The public areas of the interior are designed with green and brown shades and feature fireplaces and tile floors. There are 48 hotel rooms, whose blankets made by the Cotswold Woollen Mill. Seven of the rooms are dessert-themed suites, aligning with the hotel's weekly Pudding Club event. The suites include the "Spotted Dick Room", "Sticky Toffee Room", the "Chocolate Suite" and the "Oriental Ginger Syrup Sponge Room."

==Dining==

The Three Ways House Hotel has one restaurant, Randalls Bar and Brasserie. The restaurant serves Modern British cuisine using locally sourced ingredients. They offer breakfast and dinner, with a breakfast buffet complimentary for hotel guests. Dinner entrees include steaks, pasta, and slow-cooked breast of lamb with minted spring greens and smoked chicken ballotine with a Parmesan salad.

===The Pudding Club===

The Pudding Club was started in 1985 by the owners Jean and Keith Turner. The formation of the "club" served two goals: popularising the British pudding and as a snarky protest against nouvelle cuisine. Every Friday, up to sixty diners gather to eat pudding and other British desserts in a designated Pudding Club room at Randalls. The event is hosted by the Pudding Master, a staff member who creates the weekly menu. The Pudding Master serves as master of ceremonies and may even make the desserts themselves. As of 2021, the Pudding Master is Lucy Williams.

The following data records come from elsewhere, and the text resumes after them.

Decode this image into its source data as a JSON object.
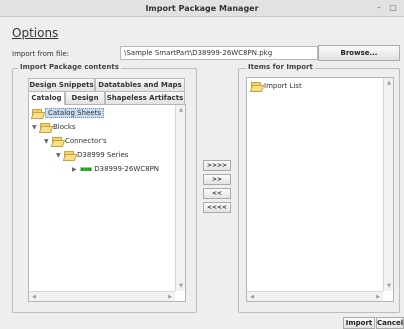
{
  "window": {
    "title": "Import Package Manager",
    "minimize_glyph": "–",
    "maximize_glyph": "□"
  },
  "options_label": "Options",
  "import_from_file": {
    "label": "Import from file:",
    "value": "\\Sample SmartPart\\D38999-26WC8PN.pkg",
    "browse_label": "Browse..."
  },
  "contents_group": {
    "title": "Import Package contents",
    "tabs_row1": [
      "Design Snippets",
      "Datatables and Maps"
    ],
    "tabs_row2": [
      "Catalog",
      "Design",
      "Shapeless Artifacts"
    ],
    "selected_tab": "Catalog",
    "tree": [
      {
        "label": "Catalog Sheets",
        "level": 0,
        "expanded": true,
        "icon": "folder-icon",
        "selected": true
      },
      {
        "label": "Blocks",
        "level": 1,
        "expanded": true,
        "icon": "folder-icon"
      },
      {
        "label": "Connector's",
        "level": 2,
        "expanded": true,
        "icon": "folder-icon"
      },
      {
        "label": "D38999 Series",
        "level": 3,
        "expanded": true,
        "icon": "folder-icon"
      },
      {
        "label": "D38999-26WC8PN",
        "level": 4,
        "expanded": false,
        "icon": "connector-part-icon"
      }
    ]
  },
  "transfer_buttons": [
    ">>>>",
    ">>",
    "<<",
    "<<<<"
  ],
  "items_group": {
    "title": "Items for Import",
    "tree": [
      {
        "label": "Import List",
        "icon": "folder-icon"
      }
    ]
  },
  "footer": {
    "import_label": "Import",
    "cancel_label": "Cancel"
  },
  "colors": {
    "folder": "#f1d36a",
    "part_icon": "#1aa11a",
    "selection": "#c8ddf2"
  }
}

Guests are offered a small non-dessert meal before the event. The menu comprises seven different types of puddings presented as a buffet. Puddings are paraded around the room in a ceremony before being served. Diners may request multiple portions of their favorites to eat. Pudding Club rules dictate that diners can only eat one portion of pudding at a time and that they cannot order another portion until they finish their current portion. Guests are not allowed to hide or sneak away with pudding, either. Guests who eat all seven of their puddings by the end of the experience receive a certificate. As of 2010, the record for the amount of puddings eaten by one individual was 24.